Good news: Consultation coding whizzes should emerge unscathed from the follow-up codes- deletion. -If you are billing typical family medicine initial consult/follow-up care encounters correctly, these changes shouldn't have any impact,- Sallings says.
Scenario: An FP admits a patient to the hospital for malignant hypertension. During his hospital stay, the patient develops chest pain and the FP requests a cardiologist's opinion. The cardiologist sees the patient and wants to run some tests. The next day, he returns with the test results, discusses his findings with the patient and renders his opinion. You would report the FP's daily E/M services, such as 99221-99223 and 99231-99233.

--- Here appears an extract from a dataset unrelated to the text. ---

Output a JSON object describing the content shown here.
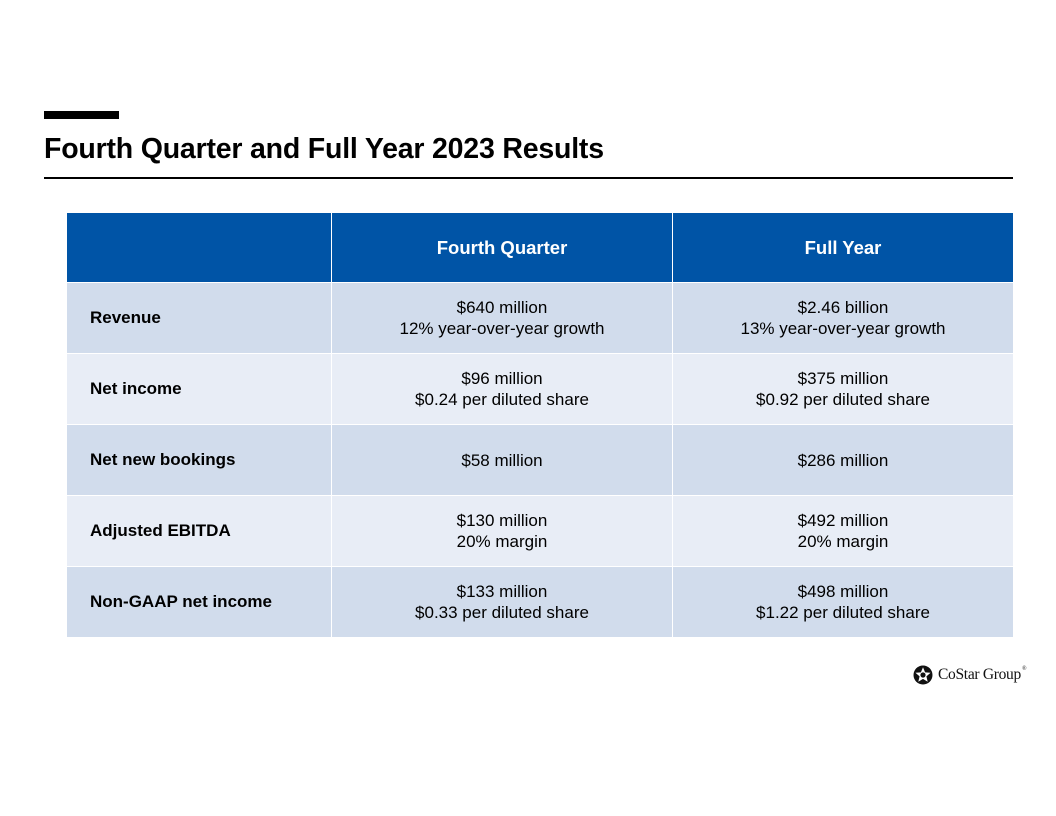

The cardiologist's coder would now report an initial consultation (99251-99255) and a follow-up inpatient consult (99261-99263). -Because the cardiologist has to return to complete the consult, the second encounter qualifies as a follow-up consult,- Sallings says. Next year, CPT will eliminate this option, so the other coder will have to charge subsequent hospital care (99231-99233).

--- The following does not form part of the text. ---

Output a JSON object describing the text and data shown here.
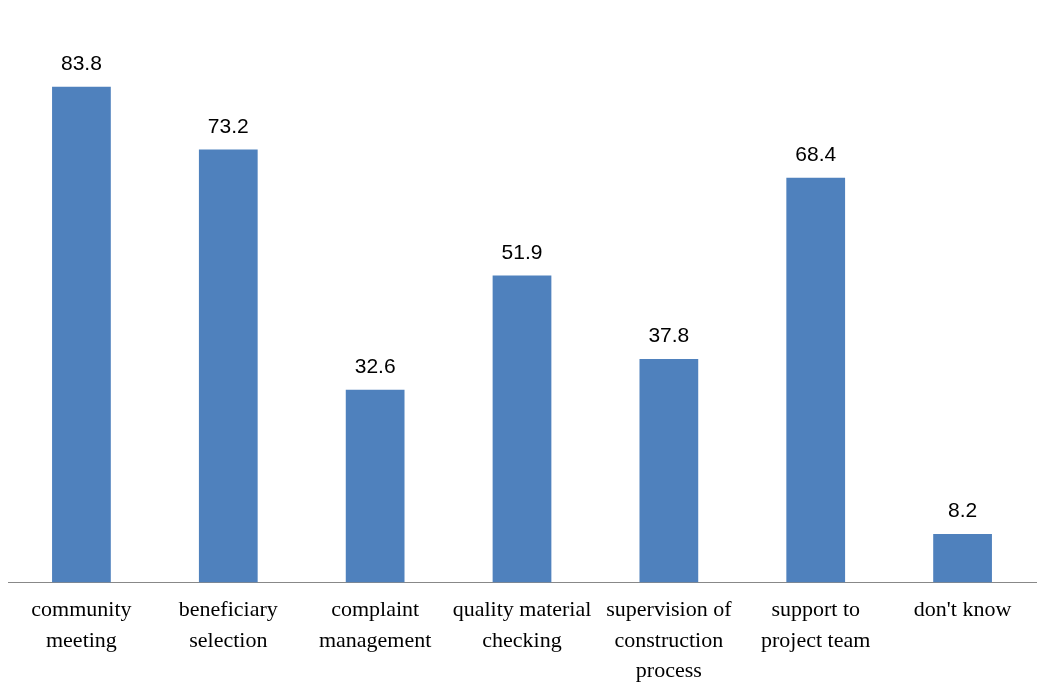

In the above subsequent care scenario involving the hypertension/chest pain patient after the initial consult, the FP and cardiologist should both report subsequent hospital care (99231-99233). Therefore, the insurer will receive two subsequent hospital care claims for the same patient on the same date of service.
Key: Each physician must report the condition(s) he cares for to ensure that the dual charge doesn't trigger a denial. -ICD-9 instructs the physician to list all of the diagnoses he addressed during that exam,- Callaway says.
For the hypertension/chest pain patient, the FP would report malignant hypertension (such as 401.0, Essential hypertension; malignant), and the cardiologist would code the chest pain (for instance 786.59, Chest pain; other).
-The different diagnoses and different specialties involved should facilitate payment of both claims,- says Kent J. Moore, manager of Health Care Financing and Delivery Systems for the American Academy of Family Physicians in Leawood, Kan.
Moneymaker: Codes 99231 and 99233 pay $11.75 more than 99261 and 99263, based on the 2005 National Physician Fee Schedule Relative Value File. Code 99232 reimburses $10.23 more than 99262.